# Forum Home Renovation Leadlight  Double glazing leadlight window

## Celine

Hi,
We've just purchased an old Californian bungalows with nice leadlight windows which I would love to keep. The house is unfortunately located on a very busy road and the windows need to be insulated. I am looking for a double glazing solution which would allow to keep the leadlight but also which would look nice. Does anyone have any idea?
Thanks.
Celine

----------


## Cecile

Try add-on double glazing  Window Insulation, Window Soundproofing, Soundproof Windows, Doors, Melbourne, Victoria http://www.ecomaster.com.au/download...t_ecoGlaze.pdf Magnetite double glazing, glazed, noise reduction, window insulation 
Good luck

----------


## Black Cat

Be very careful though. Leadlight, and particularly stained glass (the stuff that has the image painted onto it, as opposed to the stuff which is just coloured glass) is particularly susceptible to damage by moisture, and installing glazing over, or behind leadlight can lead to a buildup of moisture as the seal around the lead hames is not always a tight seal. So whatever you use, make sure you can remove it from time to time to let the leadlights 'breathe' and circulate some dry air. Ideally, have advice from a leadlight conservationist (not your average leadlight shop).

----------


## Black Cat

BTW, I think you will find the NSW heritage office will have some sort of guideline about leadlights which may be useful reading.
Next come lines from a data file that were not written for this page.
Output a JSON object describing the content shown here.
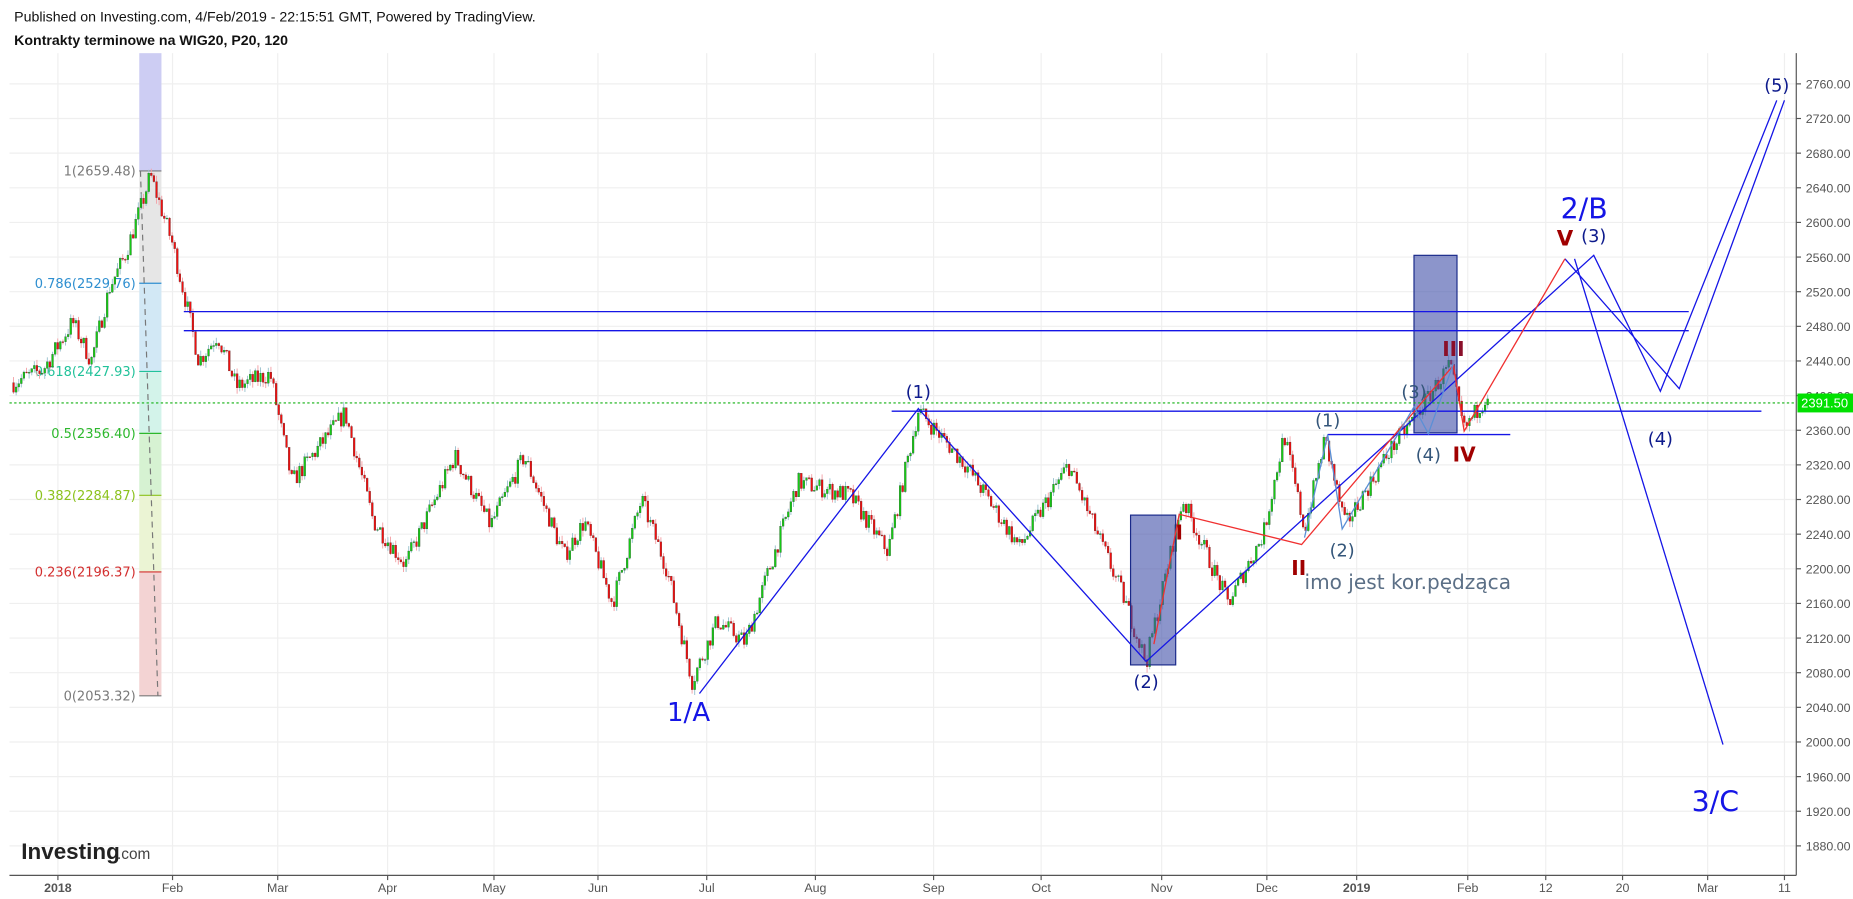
{
  "header": {
    "published": "Published on Investing.com, 4/Feb/2019 - 22:15:51 GMT, Powered by TradingView.",
    "title": "Kontrakty terminowe na WIG20, P20, 120"
  },
  "logo": {
    "text": "Investing",
    "suffix": ".com"
  },
  "chart_data": {
    "type": "candlestick",
    "title": "Kontrakty terminowe na WIG20, P20, 120",
    "ylim": [
      1860,
      2780
    ],
    "grid": true,
    "y_ticks": [
      1880,
      1920,
      1960,
      2000,
      2040,
      2080,
      2120,
      2160,
      2200,
      2240,
      2280,
      2320,
      2360,
      2400,
      2440,
      2480,
      2520,
      2560,
      2600,
      2640,
      2680,
      2720,
      2760
    ],
    "x_ticks": [
      {
        "label": "2018",
        "date": "2018-01-01",
        "bold": true
      },
      {
        "label": "Feb",
        "date": "2018-02-01"
      },
      {
        "label": "Mar",
        "date": "2018-03-01"
      },
      {
        "label": "Apr",
        "date": "2018-04-01"
      },
      {
        "label": "May",
        "date": "2018-05-01"
      },
      {
        "label": "Jun",
        "date": "2018-06-01"
      },
      {
        "label": "Jul",
        "date": "2018-07-01"
      },
      {
        "label": "Aug",
        "date": "2018-08-01"
      },
      {
        "label": "Sep",
        "date": "2018-09-01"
      },
      {
        "label": "Oct",
        "date": "2018-10-01"
      },
      {
        "label": "Nov",
        "date": "2018-11-01"
      },
      {
        "label": "Dec",
        "date": "2018-12-01"
      },
      {
        "label": "2019",
        "date": "2019-01-01",
        "bold": true
      },
      {
        "label": "Feb",
        "date": "2019-02-01"
      },
      {
        "label": "12",
        "date": "2019-02-12"
      },
      {
        "label": "20",
        "date": "2019-02-20"
      },
      {
        "label": "Mar",
        "date": "2019-03-01"
      },
      {
        "label": "11",
        "date": "2019-03-11"
      }
    ],
    "last_price": {
      "value": 2391.5,
      "label": "2391.50",
      "color": "#00e000"
    },
    "colors": {
      "up": "#16c916",
      "down": "#f01010",
      "drawing_blue": "#1515e6",
      "drawing_red": "#f03030",
      "wave_light": "#5b8fd6",
      "label_navy": "#0d1a8c",
      "label_darkred": "#a00000",
      "note": "#5b6f86"
    },
    "price_path": [
      {
        "date": "2017-12-20",
        "price": 2415
      },
      {
        "date": "2017-12-28",
        "price": 2430
      },
      {
        "date": "2018-01-05",
        "price": 2485
      },
      {
        "date": "2018-01-10",
        "price": 2440
      },
      {
        "date": "2018-01-15",
        "price": 2525
      },
      {
        "date": "2018-01-19",
        "price": 2560
      },
      {
        "date": "2018-01-24",
        "price": 2625
      },
      {
        "date": "2018-01-26",
        "price": 2655
      },
      {
        "date": "2018-02-01",
        "price": 2575
      },
      {
        "date": "2018-02-05",
        "price": 2500
      },
      {
        "date": "2018-02-08",
        "price": 2440
      },
      {
        "date": "2018-02-13",
        "price": 2470
      },
      {
        "date": "2018-02-18",
        "price": 2410
      },
      {
        "date": "2018-02-27",
        "price": 2425
      },
      {
        "date": "2018-03-05",
        "price": 2300
      },
      {
        "date": "2018-03-20",
        "price": 2380
      },
      {
        "date": "2018-03-28",
        "price": 2255
      },
      {
        "date": "2018-04-06",
        "price": 2205
      },
      {
        "date": "2018-04-20",
        "price": 2330
      },
      {
        "date": "2018-04-30",
        "price": 2250
      },
      {
        "date": "2018-05-10",
        "price": 2330
      },
      {
        "date": "2018-05-22",
        "price": 2215
      },
      {
        "date": "2018-05-28",
        "price": 2255
      },
      {
        "date": "2018-06-05",
        "price": 2160
      },
      {
        "date": "2018-06-13",
        "price": 2280
      },
      {
        "date": "2018-06-20",
        "price": 2200
      },
      {
        "date": "2018-06-27",
        "price": 2070
      },
      {
        "date": "2018-07-04",
        "price": 2140
      },
      {
        "date": "2018-07-12",
        "price": 2115
      },
      {
        "date": "2018-07-27",
        "price": 2300
      },
      {
        "date": "2018-08-10",
        "price": 2285
      },
      {
        "date": "2018-08-20",
        "price": 2220
      },
      {
        "date": "2018-08-28",
        "price": 2383
      },
      {
        "date": "2018-09-10",
        "price": 2320
      },
      {
        "date": "2018-09-25",
        "price": 2225
      },
      {
        "date": "2018-10-08",
        "price": 2320
      },
      {
        "date": "2018-10-22",
        "price": 2170
      },
      {
        "date": "2018-10-28",
        "price": 2092
      },
      {
        "date": "2018-11-07",
        "price": 2280
      },
      {
        "date": "2018-11-20",
        "price": 2160
      },
      {
        "date": "2018-11-30",
        "price": 2240
      },
      {
        "date": "2018-12-07",
        "price": 2355
      },
      {
        "date": "2018-12-14",
        "price": 2245
      },
      {
        "date": "2018-12-21",
        "price": 2350
      },
      {
        "date": "2018-12-28",
        "price": 2250
      },
      {
        "date": "2019-01-10",
        "price": 2335
      },
      {
        "date": "2019-01-18",
        "price": 2380
      },
      {
        "date": "2019-01-27",
        "price": 2435
      },
      {
        "date": "2019-01-31",
        "price": 2360
      },
      {
        "date": "2019-02-04",
        "price": 2405
      }
    ],
    "fibonacci": {
      "start_date": "2018-01-23",
      "end_date": "2018-01-29",
      "levels": [
        {
          "label": "1(2659.48)",
          "price": 2659.48,
          "color": "#7a7a7a",
          "fill": "#e6e6e6"
        },
        {
          "label": "0.786(2529.76)",
          "price": 2529.76,
          "color": "#2f8fd0",
          "fill": "#d2e8f5"
        },
        {
          "label": "0.618(2427.93)",
          "price": 2427.93,
          "color": "#22c29a",
          "fill": "#d3f3ea"
        },
        {
          "label": "0.5(2356.40)",
          "price": 2356.4,
          "color": "#2db82d",
          "fill": "#d6f2d2"
        },
        {
          "label": "0.382(2284.87)",
          "price": 2284.87,
          "color": "#8cc21e",
          "fill": "#ebf4d4"
        },
        {
          "label": "0.236(2196.37)",
          "price": 2196.37,
          "color": "#d32f2f",
          "fill": "#f3d3d3"
        },
        {
          "label": "0(2053.32)",
          "price": 2053.32,
          "color": "#7a7a7a"
        }
      ],
      "top_fill": "#cdcdf3"
    },
    "hlines": [
      {
        "price": 2497,
        "from": "2018-02-04",
        "to": "2019-02-27",
        "color": "#1515e6"
      },
      {
        "price": 2475,
        "from": "2018-02-04",
        "to": "2019-02-27",
        "color": "#1515e6"
      },
      {
        "price": 2382,
        "from": "2018-08-21",
        "to": "2019-03-08",
        "color": "#1515e6"
      },
      {
        "price": 2355,
        "from": "2018-12-22",
        "to": "2019-02-07",
        "color": "#1515e6"
      }
    ],
    "rectangles": [
      {
        "from": "2018-10-24",
        "to": "2018-11-05",
        "top": 2262,
        "bottom": 2089,
        "color": "#3f4fa8"
      },
      {
        "from": "2019-01-17",
        "to": "2019-01-29",
        "top": 2562,
        "bottom": 2357,
        "color": "#3f4fa8"
      }
    ],
    "polylines": [
      {
        "name": "main-wave",
        "color": "#1515e6",
        "points": [
          [
            "2018-06-29",
            2056
          ],
          [
            "2018-08-28",
            2385
          ],
          [
            "2018-10-28",
            2093
          ],
          [
            "2019-02-17",
            2562
          ],
          [
            "2019-02-24",
            2405
          ],
          [
            "2019-03-10",
            2741
          ]
        ]
      },
      {
        "name": "alt-wave",
        "color": "#1515e6",
        "points": [
          [
            "2019-02-14",
            2558
          ],
          [
            "2019-02-26",
            2408
          ],
          [
            "2019-03-11",
            2741
          ]
        ]
      },
      {
        "name": "c-wave",
        "color": "#1515e6",
        "points": [
          [
            "2019-02-15",
            2558
          ],
          [
            "2019-03-03",
            1997
          ]
        ]
      },
      {
        "name": "red-wave",
        "color": "#f03030",
        "points": [
          [
            "2018-10-30",
            2113
          ],
          [
            "2018-11-06",
            2263
          ],
          [
            "2018-12-13",
            2228
          ],
          [
            "2019-01-28",
            2435
          ],
          [
            "2019-01-31",
            2359
          ],
          [
            "2019-02-14",
            2558
          ]
        ]
      },
      {
        "name": "minor-wave",
        "color": "#5b8fd6",
        "points": [
          [
            "2018-12-14",
            2236
          ],
          [
            "2018-12-22",
            2355
          ],
          [
            "2018-12-27",
            2246
          ],
          [
            "2019-01-17",
            2387
          ],
          [
            "2019-01-21",
            2356
          ],
          [
            "2019-01-28",
            2437
          ]
        ]
      }
    ],
    "labels": [
      {
        "text": "1/A",
        "date": "2018-06-26",
        "price": 2033,
        "color": "#1515e6",
        "size": 22
      },
      {
        "text": "(1)",
        "date": "2018-08-28",
        "price": 2403,
        "color": "#0d1a8c",
        "size": 15
      },
      {
        "text": "(2)",
        "date": "2018-10-28",
        "price": 2068,
        "color": "#0d1a8c",
        "size": 15
      },
      {
        "text": "I",
        "date": "2018-11-06",
        "price": 2240,
        "color": "#a00000",
        "size": 17,
        "bold": true
      },
      {
        "text": "II",
        "date": "2018-12-12",
        "price": 2199,
        "color": "#a00000",
        "size": 17,
        "bold": true
      },
      {
        "text": "(1)",
        "date": "2018-12-22",
        "price": 2370,
        "color": "#34567a",
        "size": 15
      },
      {
        "text": "(2)",
        "date": "2018-12-27",
        "price": 2220,
        "color": "#34567a",
        "size": 15
      },
      {
        "text": "(3)",
        "date": "2019-01-17",
        "price": 2403,
        "color": "#34567a",
        "size": 15
      },
      {
        "text": "(4)",
        "date": "2019-01-21",
        "price": 2330,
        "color": "#34567a",
        "size": 15
      },
      {
        "text": "III",
        "date": "2019-01-28",
        "price": 2452,
        "color": "#8a0f2a",
        "size": 17,
        "bold": true
      },
      {
        "text": "IV",
        "date": "2019-01-31",
        "price": 2330,
        "color": "#a00000",
        "size": 17,
        "bold": true
      },
      {
        "text": "V",
        "date": "2019-02-14",
        "price": 2580,
        "color": "#a00000",
        "size": 18,
        "bold": true
      },
      {
        "text": "2/B",
        "date": "2019-02-16",
        "price": 2614,
        "color": "#1515e6",
        "size": 24
      },
      {
        "text": "(3)",
        "date": "2019-02-17",
        "price": 2583,
        "color": "#0d1a8c",
        "size": 15
      },
      {
        "text": "(4)",
        "date": "2019-02-24",
        "price": 2349,
        "color": "#0d1a8c",
        "size": 15
      },
      {
        "text": "(5)",
        "date": "2019-03-10",
        "price": 2757,
        "color": "#0d1a8c",
        "size": 15
      },
      {
        "text": "3/C",
        "date": "2019-03-02",
        "price": 1929,
        "color": "#1515e6",
        "size": 24
      },
      {
        "text": "imo jest kor.pędząca",
        "date": "2018-12-14",
        "price": 2183,
        "color": "#5b6f86",
        "size": 17,
        "anchor": "start"
      }
    ]
  }
}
I am deeply envious as I have always lusted after a California Bungalow ...

----------


## woodhunt

If you are on a budget and are not to 'attached' to the frames and they have enough meat you can deepen the rebate to add another pane, and put silica pockets and/or venting to deal with moisture.  http://www.renovateforum.com/f84/dou...adlight-73964/ 
If you needed better sound reduction, try looking at internal windows with 100mm spacing and thicker glass if space allows it...  Double Glazing - noise - MoneySavingExpert.com Forums 
Cheers,
Garth

----------